Cette dernière finissait de l’aider à boutonner les rangées de petits boutons dans son dos – en marmonnant que personne ne l’avait aidée, elle, comme si on avait besoin d’aide pour enfiler une culotte – quand la porte de la roulotte se rabattit bruyamment, laissant entrer une vague d’air brûlant. Surprise, Nynaeve sursauta et se couvrit la poitrine des deux mains d’un geste instinctif qu’elle ne put retenir. Lorsque Birgitte entra au lieu de Valan Luca, elle tenta de feindre qu’elle ajustait l’encolure.
Lissant sur sa hanche la soie bleue brillante identique à la sienne, la grande jeune femme ramena son épaisse natte noire par-dessus une épaule nue avec un sourire de satisfaction personnelle. « Si vous voulez attirer l’attention, pas besoin de tirer de-ci de-là. C’est trop cousu de fil blanc. Vous n’avez qu’à respirer à fond. » Elle fit la démonstration, puis rit de la grimace menaçante de Nynaeve.
Nynaeve s’efforça de garder son calme. Encore que pourquoi, elle l’ignorait. Elle avait du mal à imaginer qu’elle s’était sentie coupable de ce qui était arrivé. Gaidal Cain était probablement enchanté d’être débarrassé de cette femme. Et Birgitte avait obtenu de coiffer ses cheveux comme elle le désirait. Non pas que cela avait un rapport avec quoi que ce soit. « J’ai vu quelqu’un comme vous dans les Deux Rivières, Maerion. Callée connaissait tous les gardes du corps des négociants par leur prénom et elle n’avait assurément rien de secret pour eux. »
Le sourire de Birgitte se figea. « Et j’ai rencontré un jour une femme comme vous. Mathena regardait aussi les hommes avec mépris et avait été jusqu’à obtenir l’exécution d’un pauvre diable qui était passé par hasard alors qu’elle se baignait nue. Elle n’avait même jamais été embrassée jusqu’à ce que Zheres lui vole un baiser. On aurait cru qu’elle découvrait les hommes pour la première fois. Elle s’était tellement entichée de lui que Zheres a dû aller vivre sur une montagne pour lui échapper. Attention au premier homme qui vous embrassera. Il en viendra un tôt ou tard. »
Serrant les poings, Nynaeve avança d’un pas vers elle. Ou essaya. Sans qu’elle s’en soit aperçue, Elayne s’était placée entre elles les mains levées.
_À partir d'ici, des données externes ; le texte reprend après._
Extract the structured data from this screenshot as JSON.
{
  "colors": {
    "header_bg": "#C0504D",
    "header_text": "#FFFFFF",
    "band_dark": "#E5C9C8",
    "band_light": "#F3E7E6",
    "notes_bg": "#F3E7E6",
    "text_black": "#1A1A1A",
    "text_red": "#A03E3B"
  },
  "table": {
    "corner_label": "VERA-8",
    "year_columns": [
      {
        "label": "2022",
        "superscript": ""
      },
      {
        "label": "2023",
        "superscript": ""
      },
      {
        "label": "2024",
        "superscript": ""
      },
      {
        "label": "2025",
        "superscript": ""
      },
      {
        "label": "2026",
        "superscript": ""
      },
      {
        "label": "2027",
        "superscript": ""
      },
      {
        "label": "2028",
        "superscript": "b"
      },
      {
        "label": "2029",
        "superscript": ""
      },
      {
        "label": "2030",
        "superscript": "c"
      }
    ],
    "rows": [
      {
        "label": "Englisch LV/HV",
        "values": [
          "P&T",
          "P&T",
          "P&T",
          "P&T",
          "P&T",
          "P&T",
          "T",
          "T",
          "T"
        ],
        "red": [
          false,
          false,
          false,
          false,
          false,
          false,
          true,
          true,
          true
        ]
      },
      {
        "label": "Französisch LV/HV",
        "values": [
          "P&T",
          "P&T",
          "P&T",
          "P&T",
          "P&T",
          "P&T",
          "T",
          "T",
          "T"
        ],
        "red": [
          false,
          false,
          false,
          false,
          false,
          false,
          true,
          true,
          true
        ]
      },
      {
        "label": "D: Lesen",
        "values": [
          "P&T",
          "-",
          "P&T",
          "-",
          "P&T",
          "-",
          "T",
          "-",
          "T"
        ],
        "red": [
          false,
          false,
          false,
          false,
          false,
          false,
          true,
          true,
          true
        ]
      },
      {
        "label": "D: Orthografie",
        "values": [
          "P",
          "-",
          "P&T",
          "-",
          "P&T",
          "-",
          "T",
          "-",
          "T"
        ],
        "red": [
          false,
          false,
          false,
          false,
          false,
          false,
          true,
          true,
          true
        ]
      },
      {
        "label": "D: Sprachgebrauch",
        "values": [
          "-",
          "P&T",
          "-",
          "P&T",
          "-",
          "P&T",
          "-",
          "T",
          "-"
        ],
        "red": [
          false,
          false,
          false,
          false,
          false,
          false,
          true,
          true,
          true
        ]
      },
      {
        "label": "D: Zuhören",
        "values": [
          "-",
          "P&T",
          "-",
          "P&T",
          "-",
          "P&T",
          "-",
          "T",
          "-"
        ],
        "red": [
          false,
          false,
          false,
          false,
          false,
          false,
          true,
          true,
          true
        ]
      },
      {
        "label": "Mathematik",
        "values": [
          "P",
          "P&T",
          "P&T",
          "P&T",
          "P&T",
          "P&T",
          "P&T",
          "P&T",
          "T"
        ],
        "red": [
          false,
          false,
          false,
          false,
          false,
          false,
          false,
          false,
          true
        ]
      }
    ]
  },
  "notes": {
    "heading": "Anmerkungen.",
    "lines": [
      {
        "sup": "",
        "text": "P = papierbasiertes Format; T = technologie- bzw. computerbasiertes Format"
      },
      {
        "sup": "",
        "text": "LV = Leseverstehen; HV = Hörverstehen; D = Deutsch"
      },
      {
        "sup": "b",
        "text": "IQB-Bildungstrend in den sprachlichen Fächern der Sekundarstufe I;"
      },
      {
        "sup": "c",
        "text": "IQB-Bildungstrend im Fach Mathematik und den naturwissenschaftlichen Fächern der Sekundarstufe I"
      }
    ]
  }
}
« Arrêtez immédiatement, toutes les deux », déclara-t-elle en les regardant tour à tour avec une expression hautaine. « Lini disait toujours que “Attendre transforme les hommes en ours dans une écurie et les femmes en chats dans un sac”, mais vous allez cesser immédiatement de vous lancer des coups de griffe ! Je ne le supporterai pas une seconde de plus ! »
À la surprise de Nynaeve, Birgitte rougit bel et bien et murmura à contrecœur une excuse. Envers Elayne, naturellement, mais la surprise venait de l’excuse elle-même. Birgitte avait choisi de rester près d’Elayne – elle-même n’avait aucune nécessité de se cacher – mais au bout de trois jours la chaleur provoquait sur elle apparemment un effet aussi fâcheux que sur Elayne. Pour sa part, Nynaeve adressa à la Fille-Héritière son regard le plus glacial. Elle avait réussi à garder son calme pendant qu’elles attendaient, claquemurées ensemble – elle y avait réussi, oui – mais Elayne n’avait certes pas lieu de prendre de grands airs sur ce sujet-là.
« Maintenant, reprit Elayne de ce même ton froid, aviez-vous une bonne raison pour faire irruption ici comme un taureau sauvage ou avez-vous simplement oublié de frapper ? »
Nynaeve ouvrit la bouche pour dire quelque chose à propos de chat – juste une douce allusion – mais Birgitte lui coupa l’herbe sous le pied, encore que d’une voix plus tendue.
« Thom et Juilin sont revenus de la ville.
— Revenus ! » s’exclama Nynaeve, et Birgitte lui jeta un coup d’œil avant de s’adresser de nouveau à Elayne.
« Vous ne les y aviez pas envoyés ?
— Non », répliqua Elayne d’une voix sévère.
Elle avait franchi la porte, Birgitte sur ses talons, avant que Nynaeve ait eu le temps de prononcer un mot. Il n’y avait plus qu’à les suivre, en ronchonnant à part soi. Elayne serait sage de ne pas s’imaginer subitement que c’était elle qui donnait des ordres. Nynaeve ne lui avait toujours pas pardonné d’en avoir révélé autant aux deux hommes.
La chaleur sèche paraissait encore pire dehors, car tout le soleil tapait encore sur la paroi de toile autour de la ménagerie. La sueur jaillit sur son front avant qu’elle atteigne le bas des marches mais, pour une fois, elle n’esquissa pas de grimace.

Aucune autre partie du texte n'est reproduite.